Unauthorized OpenAI Equity Transactions | openai.com — OpenAI had to publicly warn people about unauthorized equity offers. When your stock is hot enough to attract scams, that’s its own signal.
Towards Anytime-Valid Statistical Watermarking | arXiv — As agents generate more content autonomously, knowing what’s machine-made becomes an infrastructure problem, not a nice-to-have.
Anthropic and the Government of Rwanda sign MOU for AI in health and education | Anthropic News — A model for government-AI partnerships that starts with local context and capacity building, not top-down deployment.
Anthropic partners with CodePath to bring Claude to the US’s largest collegiate CS program | Anthropic News — The next generation of developers will learn to code with AI from day one. That changes what “junior engineer” means in three years.
Featured Article: GLM-5: China’s First Public AI Company Ships a Frontier Model
Z.ai (formerly Zhipu AI) released GLM-5 on February 11, a 744B-parameter mixture-of-experts model with 40B active parameters per token and a 200K context window. It’s the first open-weight model to hit 50 on Artificial Analysis’ Intelligence Index, and it’s released under an MIT license.
The benchmarks tell a competitive story. GLM-5 scored 77.8% on SWE-bench Verified, beating Gemini 3 Pro (76.2%) and trailing Claude Opus 4.5 (80.9%). On AIME 2026 it hit 92.7%, essentially matching Opus. On BrowseComp, it scored 62.0, nearly doubling Opus 4.5’s 37.0. It’s the #1 open-weight model on LMArena and #11 overall.
What makes this release structurally significant is what’s underneath it. GLM-5 was trained entirely on Huawei Ascend 910B chips using the MindSpore framework. Zhipu has been on the US Entity List since January 2025 with no access to NVIDIA H100s. A frontier-competitive model built without any Western compute hardware is a data point that changes the export control conversation.
The caveats are real. GLM-5 is text-only with no multimodal support. Independent testers have flagged questions about benchmark methodology and noted the model can be aggressive in task execution without strong situational awareness. Running it locally requires ~1.5TB of VRAM. But for the open-weight ecosystem, this is a milestone: frontier-class intelligence, MIT-licensed, at a fraction of closed-model pricing.
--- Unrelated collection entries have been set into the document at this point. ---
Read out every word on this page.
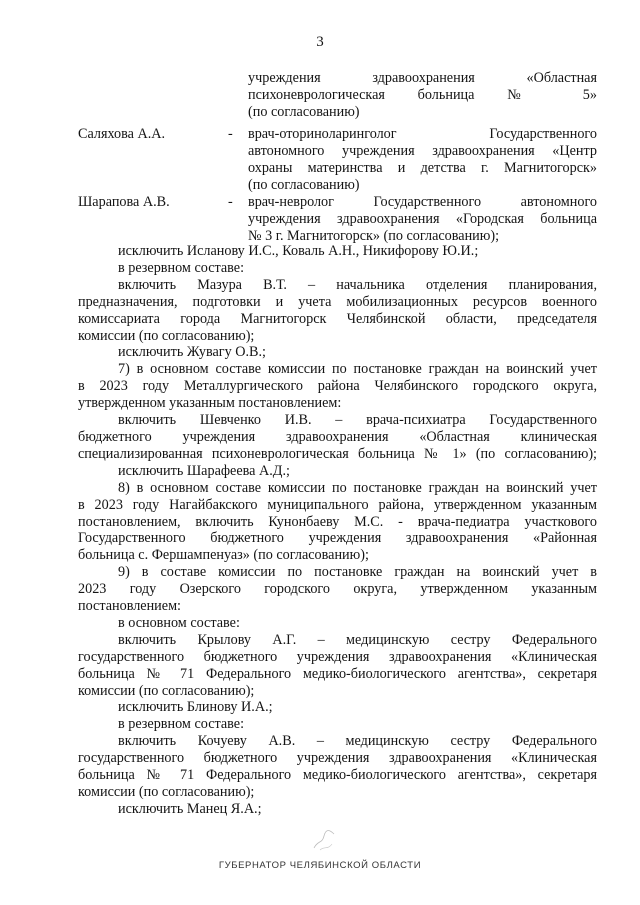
3
учреждения здравоохранения «Областная
психоневрологическая больница № 5»
(по согласованию)
Саляхова А.А.	- врач-оториноларинголог Государственного
автономного учреждения здравоохранения «Центр
охраны материнства и детства г. Магнитогорск»
(по согласованию)
Шарапова А.В.	- врач-невролог Государственного автономного
учреждения здравоохранения «Городская больница
№ 3 г. Магнитогорск» (по согласованию);

исключить Исланову И.С., Коваль А.Н., Никифорову Ю.И.;

в резервном составе:

включить Мазура В.Т. – начальника отделения планирования,

предназначения, подготовки и учета мобилизационных ресурсов военного

комиссариата города Магнитогорск Челябинской области, председателя

комиссии (по согласованию);

исключить Жувагу О.В.;

7) в основном составе комиссии по постановке граждан на воинский учет

в 2023 году Металлургического района Челябинского городского округа,

утвержденном указанным постановлением:

включить Шевченко И.В. – врача-психиатра Государственного

бюджетного учреждения здравоохранения «Областная клиническая

специализированная психоневрологическая больница № 1» (по согласованию);

исключить Шарафеева А.Д.;

8) в основном составе комиссии по постановке граждан на воинский учет

в 2023 году Нагайбакского муниципального района, утвержденном указанным

постановлением, включить Кунонбаеву М.С. - врача-педиатра участкового

Государственного бюджетного учреждения здравоохранения «Районная

больница с. Фершампенуаз» (по согласованию);

9) в составе комиссии по постановке граждан на воинский учет в

2023 году Озерского городского округа, утвержденном указанным

постановлением:

в основном составе:

включить Крылову А.Г. – медицинскую сестру Федерального

государственного бюджетного учреждения здравоохранения «Клиническая

больница № 71 Федерального медико-биологического агентства», секретаря

комиссии (по согласованию);

исключить Блинову И.А.;

в резервном составе:

включить Кочуеву А.В. – медицинскую сестру Федерального

государственного бюджетного учреждения здравоохранения «Клиническая

больница № 71 Федерального медико-биологического агентства», секретаря

комиссии (по согласованию);

исключить Манец Я.А.;

ГУБЕРНАТОР ЧЕЛЯБИНСКОЙ ОБЛАСТИ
What to watch for: Whether independent evaluations hold up to the published benchmarks, and whether the Ascend-trained approach becomes a template for other Chinese labs navigating export controls.
Watch This
Brian walks through setting up a multi-agent team using OpenClaw, covering dedicated machines, access permissions, cost configurations, and API token optimization across different models.
Also This Week
Using Google Cloud AI to measure the physics of US freestyle snowboarding | Google Cloud AI
Evaluating Chain-of-Thought Reasoning through Reusability and Verifiability | arXiv
Gemini 3.1 Pro - Model Card | DeepMind
Robots and AI Are Working Together to Bring You Better Medicines | NIST
A message from our CEO, Sundar Pichai | Google AI Blog
What I’m Watching
OpenAI’s acqui-hire playbook. Steinberger built OpenClaw into the most-starred open-source agent project on GitHub in four months, and now he’s inside OpenAI building “the next generation of personal agents.” The project moves to a foundation, but the founder’s vision moves with him. If OpenAI keeps pulling in open-source agent talent, it signals a shift from model company to agent platform company.
The agent evaluation reckoning. Three separate organizations flagged the same problem this week: we’re deploying agents faster than we can evaluate them. Autonomy sessions are getting longer, tool access is getting broader via MCP, and the pricing is making it cheaper to scale. Something breaks publicly before the evaluation frameworks catch up. The teams building those frameworks now have a head start.